All things being equal, the World Health Organization will declare Nigeria free of Ebola on Monday, after 42 days with no reported cases.
According to Time magazine, the milestone was set for 9 a.m. local time.
Nigeria is, however, not immune to another outbreak as the disease has so far killed 4,500 in neighboring West African country.
“It’s possible to control Ebola. It’s possible to defeat Ebola. We’ve seen it here in Nigeria,” Nigerian Minister of Health Onyebuchi Chukwu told TIME. “If any cases emerge in the future, it will be considered—by international standards—a separate outbreak. If that happens, Nigeria will be ready and able to confront it exactly as we have done with this outbreak.”
For the WHO to declare Nigeria’s Ebola-free, the country had to make it 42 days with no new cases (double the incubation period), verify that it actively sought out all possible contacts, and show negative test results for any suspected cases.

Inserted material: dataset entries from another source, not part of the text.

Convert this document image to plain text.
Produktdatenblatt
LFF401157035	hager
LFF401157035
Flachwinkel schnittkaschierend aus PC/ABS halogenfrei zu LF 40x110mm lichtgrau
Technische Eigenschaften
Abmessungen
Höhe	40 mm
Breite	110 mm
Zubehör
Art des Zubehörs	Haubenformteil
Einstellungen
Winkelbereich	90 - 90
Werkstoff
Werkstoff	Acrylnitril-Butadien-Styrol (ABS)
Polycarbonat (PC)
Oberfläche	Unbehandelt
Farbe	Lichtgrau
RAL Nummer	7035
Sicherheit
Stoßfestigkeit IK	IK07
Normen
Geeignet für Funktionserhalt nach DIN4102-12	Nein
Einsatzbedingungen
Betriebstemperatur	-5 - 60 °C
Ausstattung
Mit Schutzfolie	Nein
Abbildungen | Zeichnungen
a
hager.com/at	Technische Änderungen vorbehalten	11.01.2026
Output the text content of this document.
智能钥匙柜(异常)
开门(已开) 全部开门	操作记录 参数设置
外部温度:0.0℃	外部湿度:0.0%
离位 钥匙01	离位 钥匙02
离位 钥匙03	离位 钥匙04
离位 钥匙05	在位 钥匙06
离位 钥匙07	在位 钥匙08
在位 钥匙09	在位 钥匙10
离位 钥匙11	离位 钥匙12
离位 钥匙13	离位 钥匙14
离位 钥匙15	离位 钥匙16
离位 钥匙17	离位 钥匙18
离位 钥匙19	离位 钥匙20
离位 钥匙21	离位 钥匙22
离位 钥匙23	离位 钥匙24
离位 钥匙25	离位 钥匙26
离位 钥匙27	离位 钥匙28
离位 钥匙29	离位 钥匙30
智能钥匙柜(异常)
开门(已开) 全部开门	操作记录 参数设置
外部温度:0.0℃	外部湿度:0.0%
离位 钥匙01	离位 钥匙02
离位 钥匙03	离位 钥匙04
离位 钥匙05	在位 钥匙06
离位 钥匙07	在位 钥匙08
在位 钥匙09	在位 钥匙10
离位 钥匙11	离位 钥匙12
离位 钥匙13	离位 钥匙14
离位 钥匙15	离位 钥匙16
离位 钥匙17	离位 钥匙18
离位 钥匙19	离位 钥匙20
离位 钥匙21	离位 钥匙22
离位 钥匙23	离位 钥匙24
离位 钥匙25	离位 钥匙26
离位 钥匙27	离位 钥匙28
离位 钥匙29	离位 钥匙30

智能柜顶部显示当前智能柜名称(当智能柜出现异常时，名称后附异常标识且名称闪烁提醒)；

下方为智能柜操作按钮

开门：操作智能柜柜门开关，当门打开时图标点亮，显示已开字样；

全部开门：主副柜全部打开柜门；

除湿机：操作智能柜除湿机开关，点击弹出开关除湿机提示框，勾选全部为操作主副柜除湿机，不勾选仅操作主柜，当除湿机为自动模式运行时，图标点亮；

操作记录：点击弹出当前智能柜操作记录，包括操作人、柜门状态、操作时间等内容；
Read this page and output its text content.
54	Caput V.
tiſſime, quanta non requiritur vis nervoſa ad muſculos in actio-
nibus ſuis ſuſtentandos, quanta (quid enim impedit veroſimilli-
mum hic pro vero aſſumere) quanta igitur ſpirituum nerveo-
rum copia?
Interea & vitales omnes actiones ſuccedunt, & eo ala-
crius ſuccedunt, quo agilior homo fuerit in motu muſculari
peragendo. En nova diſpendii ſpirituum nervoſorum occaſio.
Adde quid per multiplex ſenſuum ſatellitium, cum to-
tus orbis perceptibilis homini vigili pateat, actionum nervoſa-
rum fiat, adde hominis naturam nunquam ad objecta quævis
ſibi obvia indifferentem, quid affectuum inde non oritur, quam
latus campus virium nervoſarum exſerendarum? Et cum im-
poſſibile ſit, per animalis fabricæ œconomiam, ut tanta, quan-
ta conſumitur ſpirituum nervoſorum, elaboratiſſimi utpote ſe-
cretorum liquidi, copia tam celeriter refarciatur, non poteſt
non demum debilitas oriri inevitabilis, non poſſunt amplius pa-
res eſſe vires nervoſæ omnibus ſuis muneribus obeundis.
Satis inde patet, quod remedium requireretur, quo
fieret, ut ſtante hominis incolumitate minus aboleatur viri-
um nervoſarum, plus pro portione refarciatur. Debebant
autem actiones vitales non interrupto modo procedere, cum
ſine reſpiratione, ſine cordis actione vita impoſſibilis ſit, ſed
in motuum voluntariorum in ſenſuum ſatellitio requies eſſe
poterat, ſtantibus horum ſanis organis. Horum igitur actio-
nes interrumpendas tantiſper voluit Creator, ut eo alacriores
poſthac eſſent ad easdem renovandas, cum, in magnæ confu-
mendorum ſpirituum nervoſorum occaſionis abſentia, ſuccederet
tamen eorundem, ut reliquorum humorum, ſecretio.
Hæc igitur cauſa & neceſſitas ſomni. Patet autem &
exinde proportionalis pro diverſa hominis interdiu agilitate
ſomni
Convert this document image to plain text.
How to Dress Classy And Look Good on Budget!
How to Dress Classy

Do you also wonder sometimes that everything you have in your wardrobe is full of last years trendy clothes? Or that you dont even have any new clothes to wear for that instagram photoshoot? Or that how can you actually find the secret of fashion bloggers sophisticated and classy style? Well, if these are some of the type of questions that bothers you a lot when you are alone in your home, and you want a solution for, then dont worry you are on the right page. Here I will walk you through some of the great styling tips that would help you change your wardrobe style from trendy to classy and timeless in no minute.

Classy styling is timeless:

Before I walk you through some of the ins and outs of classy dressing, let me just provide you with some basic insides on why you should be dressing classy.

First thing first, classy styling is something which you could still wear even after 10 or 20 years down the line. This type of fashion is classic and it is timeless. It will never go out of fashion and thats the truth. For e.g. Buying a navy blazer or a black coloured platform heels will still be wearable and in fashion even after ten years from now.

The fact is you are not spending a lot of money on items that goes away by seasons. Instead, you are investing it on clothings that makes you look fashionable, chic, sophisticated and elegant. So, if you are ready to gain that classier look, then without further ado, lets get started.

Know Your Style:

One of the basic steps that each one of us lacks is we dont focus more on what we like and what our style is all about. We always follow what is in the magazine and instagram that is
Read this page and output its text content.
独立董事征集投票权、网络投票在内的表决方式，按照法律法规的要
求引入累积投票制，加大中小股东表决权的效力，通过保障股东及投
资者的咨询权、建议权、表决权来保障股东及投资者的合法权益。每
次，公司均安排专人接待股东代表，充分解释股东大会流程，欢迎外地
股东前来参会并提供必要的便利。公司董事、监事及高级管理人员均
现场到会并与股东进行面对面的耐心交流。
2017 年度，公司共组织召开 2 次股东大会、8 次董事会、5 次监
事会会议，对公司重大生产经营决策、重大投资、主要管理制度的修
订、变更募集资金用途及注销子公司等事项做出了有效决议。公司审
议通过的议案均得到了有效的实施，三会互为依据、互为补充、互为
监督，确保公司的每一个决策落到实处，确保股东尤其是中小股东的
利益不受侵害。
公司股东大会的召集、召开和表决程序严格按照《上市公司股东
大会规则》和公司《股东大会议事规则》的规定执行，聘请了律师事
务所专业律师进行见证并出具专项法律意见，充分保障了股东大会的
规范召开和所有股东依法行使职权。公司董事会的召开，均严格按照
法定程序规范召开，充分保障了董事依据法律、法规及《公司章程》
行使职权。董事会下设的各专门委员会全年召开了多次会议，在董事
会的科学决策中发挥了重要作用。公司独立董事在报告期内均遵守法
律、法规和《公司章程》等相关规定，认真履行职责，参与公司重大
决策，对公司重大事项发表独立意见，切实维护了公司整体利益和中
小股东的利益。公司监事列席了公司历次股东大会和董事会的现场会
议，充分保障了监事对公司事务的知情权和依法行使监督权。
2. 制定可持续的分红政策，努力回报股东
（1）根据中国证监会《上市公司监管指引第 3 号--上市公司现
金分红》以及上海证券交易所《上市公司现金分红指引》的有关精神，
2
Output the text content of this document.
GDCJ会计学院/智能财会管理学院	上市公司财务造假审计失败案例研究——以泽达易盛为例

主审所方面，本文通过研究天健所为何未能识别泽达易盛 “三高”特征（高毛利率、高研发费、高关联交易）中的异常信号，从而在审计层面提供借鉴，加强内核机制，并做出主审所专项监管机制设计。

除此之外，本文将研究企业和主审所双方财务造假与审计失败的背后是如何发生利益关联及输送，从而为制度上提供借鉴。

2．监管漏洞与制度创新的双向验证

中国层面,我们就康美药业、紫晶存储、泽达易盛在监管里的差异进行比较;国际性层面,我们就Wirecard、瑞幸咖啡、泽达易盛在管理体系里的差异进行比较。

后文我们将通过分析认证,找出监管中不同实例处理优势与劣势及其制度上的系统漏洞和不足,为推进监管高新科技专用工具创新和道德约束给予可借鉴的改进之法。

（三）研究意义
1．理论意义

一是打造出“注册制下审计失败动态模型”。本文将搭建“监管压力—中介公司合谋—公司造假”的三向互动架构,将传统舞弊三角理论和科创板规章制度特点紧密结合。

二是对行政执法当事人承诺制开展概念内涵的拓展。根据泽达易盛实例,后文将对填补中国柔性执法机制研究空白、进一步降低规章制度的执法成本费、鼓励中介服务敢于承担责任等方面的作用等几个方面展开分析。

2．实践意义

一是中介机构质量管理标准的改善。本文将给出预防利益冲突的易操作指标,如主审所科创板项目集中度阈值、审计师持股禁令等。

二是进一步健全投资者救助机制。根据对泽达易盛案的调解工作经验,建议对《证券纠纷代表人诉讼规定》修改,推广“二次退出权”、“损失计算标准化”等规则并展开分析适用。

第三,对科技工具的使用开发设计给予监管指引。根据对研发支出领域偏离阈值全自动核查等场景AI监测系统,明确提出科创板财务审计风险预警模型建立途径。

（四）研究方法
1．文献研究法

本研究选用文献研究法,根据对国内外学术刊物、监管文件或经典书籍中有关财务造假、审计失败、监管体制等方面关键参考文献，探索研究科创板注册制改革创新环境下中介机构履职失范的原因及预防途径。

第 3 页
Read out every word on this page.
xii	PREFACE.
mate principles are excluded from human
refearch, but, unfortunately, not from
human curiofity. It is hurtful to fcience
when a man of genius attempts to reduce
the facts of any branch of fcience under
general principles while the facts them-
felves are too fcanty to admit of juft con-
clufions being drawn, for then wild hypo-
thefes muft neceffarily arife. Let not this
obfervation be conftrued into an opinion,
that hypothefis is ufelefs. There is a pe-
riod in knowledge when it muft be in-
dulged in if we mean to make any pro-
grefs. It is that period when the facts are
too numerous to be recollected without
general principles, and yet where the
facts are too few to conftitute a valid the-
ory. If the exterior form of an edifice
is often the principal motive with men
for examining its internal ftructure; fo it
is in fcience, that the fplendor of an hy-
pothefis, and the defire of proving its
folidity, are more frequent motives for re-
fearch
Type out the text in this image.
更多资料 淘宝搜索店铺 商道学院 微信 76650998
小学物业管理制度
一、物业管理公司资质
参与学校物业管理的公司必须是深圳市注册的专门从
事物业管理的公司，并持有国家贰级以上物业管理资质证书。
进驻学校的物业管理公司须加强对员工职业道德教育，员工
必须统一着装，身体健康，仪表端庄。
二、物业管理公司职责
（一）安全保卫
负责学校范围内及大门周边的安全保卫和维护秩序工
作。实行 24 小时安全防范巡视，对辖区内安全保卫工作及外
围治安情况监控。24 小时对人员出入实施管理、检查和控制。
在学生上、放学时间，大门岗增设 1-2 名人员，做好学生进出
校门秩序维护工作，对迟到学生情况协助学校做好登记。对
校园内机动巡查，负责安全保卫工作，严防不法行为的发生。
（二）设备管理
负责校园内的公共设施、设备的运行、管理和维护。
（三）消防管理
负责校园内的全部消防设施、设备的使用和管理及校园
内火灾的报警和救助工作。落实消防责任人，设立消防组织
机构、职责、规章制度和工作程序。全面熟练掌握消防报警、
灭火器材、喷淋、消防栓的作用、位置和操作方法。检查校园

Nigeria had 20 cases of Ebola after a Liberian-American man named Patrick Sawyer flew into Lagos collapsed at the airport. Health care workers treating Sawyer were infected, and as it spread it ultimately killed eight people, a low number next to the thousands of cases and deaths in other countries.
Nigeria’s health system is considered more robust, but there was significant concern from experts that a case would pop up in one of the country’s dense-populated slums and spread like wild fire.